The Presidential Climate Commission’s (PCC) report, the Net Zero CO2 Emission Pathways (2024) outlines the multidimensional nature of South Africa's energy crisis. While coal remains the dominant source of electricity generation, the fleet is ageing, technically unreliable, and environmentally unsustainable - responsible for over 40% of South Africa’s total Greenhouse Gas (GHG) emissions.

And, although coal is economically irreplaceable in the short term, its future is limited, and its continued dominance constrains both development and decarbonisation.

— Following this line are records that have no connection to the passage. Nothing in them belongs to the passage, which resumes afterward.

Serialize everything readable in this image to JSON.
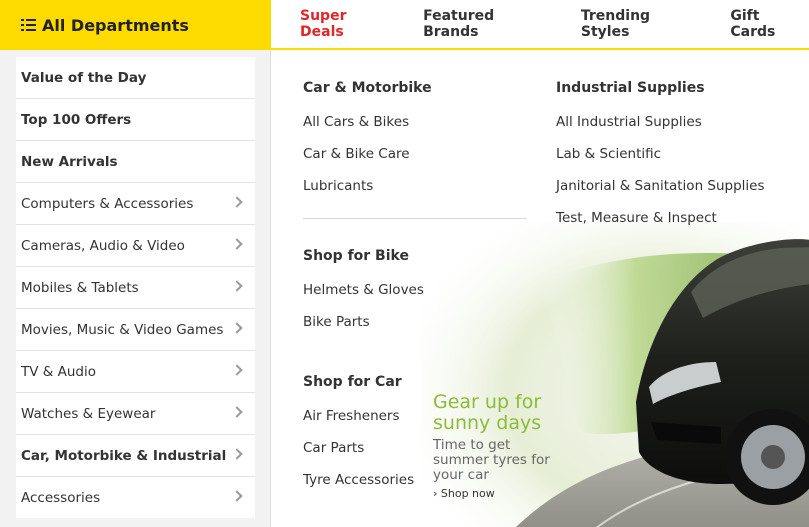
{
  "header": {
    "departments_label": "All Departments",
    "nav": [
      "Super Deals",
      "Featured Brands",
      "Trending Styles",
      "Gift Cards"
    ]
  },
  "sidebar": {
    "items": [
      {
        "label": "Value of the Day",
        "bold": true,
        "chevron": false
      },
      {
        "label": "Top 100 Offers",
        "bold": true,
        "chevron": false
      },
      {
        "label": "New Arrivals",
        "bold": true,
        "chevron": false
      },
      {
        "label": "Computers & Accessories",
        "bold": false,
        "chevron": true
      },
      {
        "label": "Cameras, Audio & Video",
        "bold": false,
        "chevron": true
      },
      {
        "label": "Mobiles & Tablets",
        "bold": false,
        "chevron": true
      },
      {
        "label": "Movies, Music & Video Games",
        "bold": false,
        "chevron": true
      },
      {
        "label": "TV & Audio",
        "bold": false,
        "chevron": true
      },
      {
        "label": "Watches & Eyewear",
        "bold": false,
        "chevron": true
      },
      {
        "label": "Car, Motorbike & Industrial",
        "bold": true,
        "chevron": true
      },
      {
        "label": "Accessories",
        "bold": false,
        "chevron": true
      }
    ]
  },
  "menu": {
    "car_motorbike": {
      "title": "Car & Motorbike",
      "links": [
        "All Cars & Bikes",
        "Car & Bike Care",
        "Lubricants"
      ]
    },
    "shop_bike": {
      "title": "Shop for Bike",
      "links": [
        "Helmets & Gloves",
        "Bike Parts"
      ]
    },
    "shop_car": {
      "title": "Shop for Car",
      "links": [
        "Air Fresheners",
        "Car Parts",
        "Tyre Accessories"
      ]
    },
    "industrial": {
      "title": "Industrial Supplies",
      "links": [
        "All Industrial Supplies",
        "Lab & Scientific",
        "Janitorial & Sanitation Supplies",
        "Test, Measure & Inspect"
      ]
    }
  },
  "promo": {
    "title_line1": "Gear up for",
    "title_line2": "sunny days",
    "sub_line1": "Time to get",
    "sub_line2": "summer tyres for",
    "sub_line3": "your car",
    "link": "› Shop now"
  },
  "colors": {
    "accent": "#fddb00",
    "hot": "#e0262a",
    "promo_green": "#8dbb39"
  }
}
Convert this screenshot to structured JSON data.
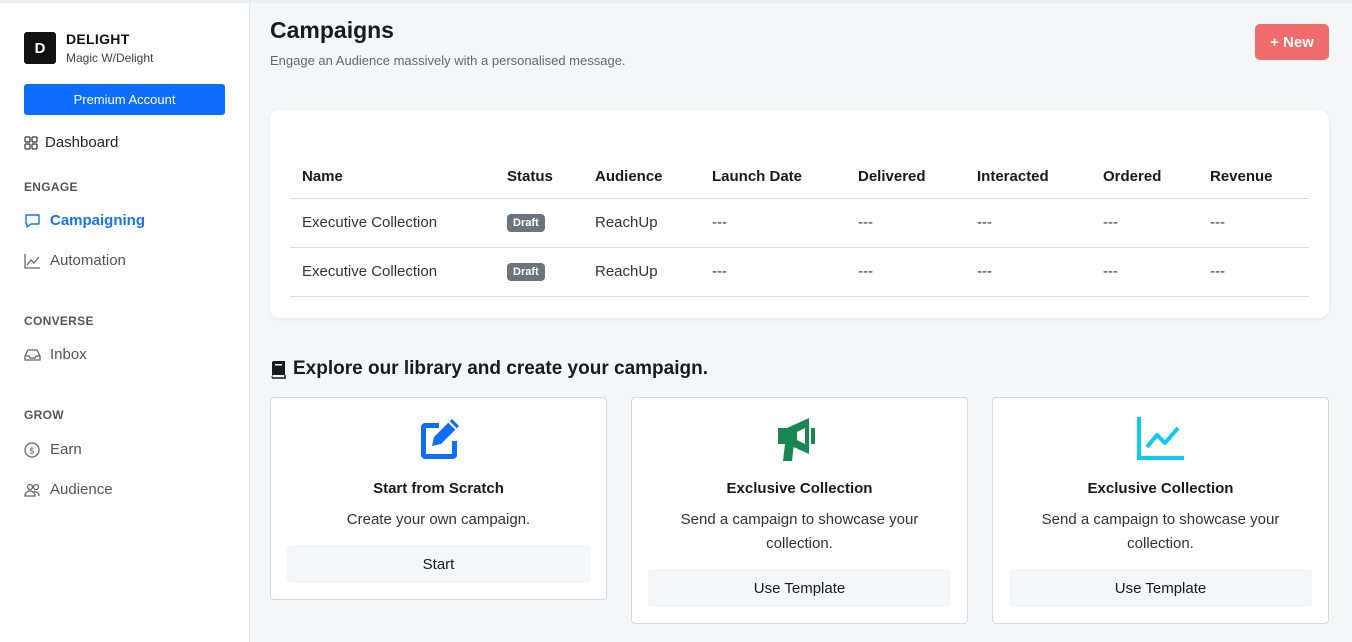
{
  "brand": {
    "logo_letter": "D",
    "name": "DELIGHT",
    "subtitle": "Magic W/Delight"
  },
  "sidebar": {
    "premium_label": "Premium Account",
    "dashboard_label": "Dashboard",
    "sections": {
      "engage": "ENGAGE",
      "converse": "CONVERSE",
      "grow": "GROW"
    },
    "items": {
      "campaigning": "Campaigning",
      "automation": "Automation",
      "inbox": "Inbox",
      "earn": "Earn",
      "audience": "Audience"
    },
    "active_color": "#1a73e8"
  },
  "header": {
    "title": "Campaigns",
    "subtitle": "Engage an Audience massively with a personalised message.",
    "new_button": "+ New",
    "new_button_color": "#f06b6b"
  },
  "table": {
    "columns": [
      "Name",
      "Status",
      "Audience",
      "Launch Date",
      "Delivered",
      "Interacted",
      "Ordered",
      "Revenue"
    ],
    "rows": [
      {
        "name": "Executive Collection",
        "status": "Draft",
        "audience": "ReachUp",
        "launch_date": "---",
        "delivered": "---",
        "interacted": "---",
        "ordered": "---",
        "revenue": "---"
      },
      {
        "name": "Executive Collection",
        "status": "Draft",
        "audience": "ReachUp",
        "launch_date": "---",
        "delivered": "---",
        "interacted": "---",
        "ordered": "---",
        "revenue": "---"
      }
    ]
  },
  "library": {
    "title": "Explore our library and create your campaign.",
    "cards": [
      {
        "icon": "edit-icon",
        "icon_color": "#0d6efd",
        "title": "Start from Scratch",
        "description": "Create your own campaign.",
        "button": "Start"
      },
      {
        "icon": "megaphone-icon",
        "icon_color": "#198754",
        "title": "Exclusive Collection",
        "description": "Send a campaign to showcase your collection.",
        "button": "Use Template"
      },
      {
        "icon": "chart-line-icon",
        "icon_color": "#0dcaf0",
        "title": "Exclusive Collection",
        "description": "Send a campaign to showcase your collection.",
        "button": "Use Template"
      }
    ]
  }
}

Compounding this, South Africa faces a looming “gas cliff,” yet there are mixed signals on the transition to new gas infrastructure in a way that balances short-term power needs with long-term climate goals. The persistence of energy poverty remains a moral and developmental challenge. Millions of South Africans still lack access to consistent, clean, and affordable electricity. Without affordable and reliable energy, economic reindustrialisation and job creation remain out of reach.

The annual electricity tariffs hikes continue to bite like our winter, squeezing already vulnerable households and small businesses under strain. Municipalities — many of which depend heavily on electricity revenue — are caught in a fiscal trap, struggling to maintain financial sustainability while ensuring basic service delivery. Environmental and health impacts and costs continue to escalate, especially in the coal regions where the PCC’s Co-Benefits of Net Zero Pathways Technical Report (2024) quantifies the opportunity of addressing the devastating impacts of poor air quality.